Economists polled by Bloomberg had forecast the key index to decline to 6. Readings above zero indicate expansion.
All three components of the employment sub-index logged increases, including the wages, length of work week, and number of employees metrics.
“Hiring activity strengthened at District plants in April,” the Federal Reserve said in its report. “The manufacturing employment index moved up four points to end at 10, and the average workweek indicator edged up one point to 3. The wage index added three points to 14.”
Expectations for the future also remained bright, with the new shipments sub-index moving to 28 from 26, and the new orders sub-index declining slightly to 29.
“Looking ahead, manufacturers’ optimism remained in place in April,” the Fed said. “Contacts at more firms anticipated that shipments, new orders, backlogs, capacity utilization, and capital expenditures would continue to grow at a solid pace in the months ahead.”

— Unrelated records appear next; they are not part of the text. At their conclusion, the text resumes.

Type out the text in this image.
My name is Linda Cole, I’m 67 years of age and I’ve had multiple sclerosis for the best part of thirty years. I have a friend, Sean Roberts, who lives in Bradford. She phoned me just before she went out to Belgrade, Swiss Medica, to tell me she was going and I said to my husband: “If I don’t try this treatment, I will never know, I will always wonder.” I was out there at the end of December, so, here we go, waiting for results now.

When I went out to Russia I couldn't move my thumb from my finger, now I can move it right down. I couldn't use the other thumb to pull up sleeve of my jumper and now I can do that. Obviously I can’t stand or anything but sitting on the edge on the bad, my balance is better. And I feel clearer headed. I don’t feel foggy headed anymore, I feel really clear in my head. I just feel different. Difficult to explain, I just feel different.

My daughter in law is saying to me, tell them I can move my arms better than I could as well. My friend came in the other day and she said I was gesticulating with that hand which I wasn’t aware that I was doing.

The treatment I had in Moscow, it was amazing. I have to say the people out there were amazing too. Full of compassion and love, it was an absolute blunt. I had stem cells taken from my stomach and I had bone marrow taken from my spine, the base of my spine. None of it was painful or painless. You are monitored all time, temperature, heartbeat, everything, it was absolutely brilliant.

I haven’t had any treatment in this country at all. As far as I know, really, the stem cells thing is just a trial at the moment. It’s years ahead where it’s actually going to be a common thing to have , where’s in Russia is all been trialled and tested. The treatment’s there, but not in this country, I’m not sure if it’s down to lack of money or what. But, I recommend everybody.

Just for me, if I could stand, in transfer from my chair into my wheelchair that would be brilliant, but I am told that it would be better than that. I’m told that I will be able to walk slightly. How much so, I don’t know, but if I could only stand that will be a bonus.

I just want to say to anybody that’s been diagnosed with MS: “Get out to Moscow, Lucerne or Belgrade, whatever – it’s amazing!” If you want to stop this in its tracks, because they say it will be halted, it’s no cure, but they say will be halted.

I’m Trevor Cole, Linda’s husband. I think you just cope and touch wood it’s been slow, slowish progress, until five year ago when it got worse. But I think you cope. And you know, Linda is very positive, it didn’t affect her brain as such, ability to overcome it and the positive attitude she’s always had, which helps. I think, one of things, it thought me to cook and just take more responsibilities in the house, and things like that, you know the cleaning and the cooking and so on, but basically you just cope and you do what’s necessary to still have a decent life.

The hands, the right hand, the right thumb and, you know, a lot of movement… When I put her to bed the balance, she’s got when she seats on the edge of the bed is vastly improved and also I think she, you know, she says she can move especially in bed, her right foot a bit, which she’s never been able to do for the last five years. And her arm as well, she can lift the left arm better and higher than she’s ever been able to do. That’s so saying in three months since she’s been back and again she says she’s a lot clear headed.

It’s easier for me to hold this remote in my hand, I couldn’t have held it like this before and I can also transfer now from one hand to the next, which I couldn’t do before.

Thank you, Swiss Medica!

Below, a look at current activity.
Photo: Federal Reserve Bank of Richmond
The Federal Reserve Bank of Richmond is set to report manufacturing activity in the region at 10:00 a.m., with expectations for a slight decline in outlook.
Economists polled by Bloomberg anticipate the index will fall to 6, from 7 in March. A reading above zero indicates economic expansion.
The fifth federal district includes the District of Columbia, Maryland, Virginia, North Carolina, South Carolina and parts of West Virginia.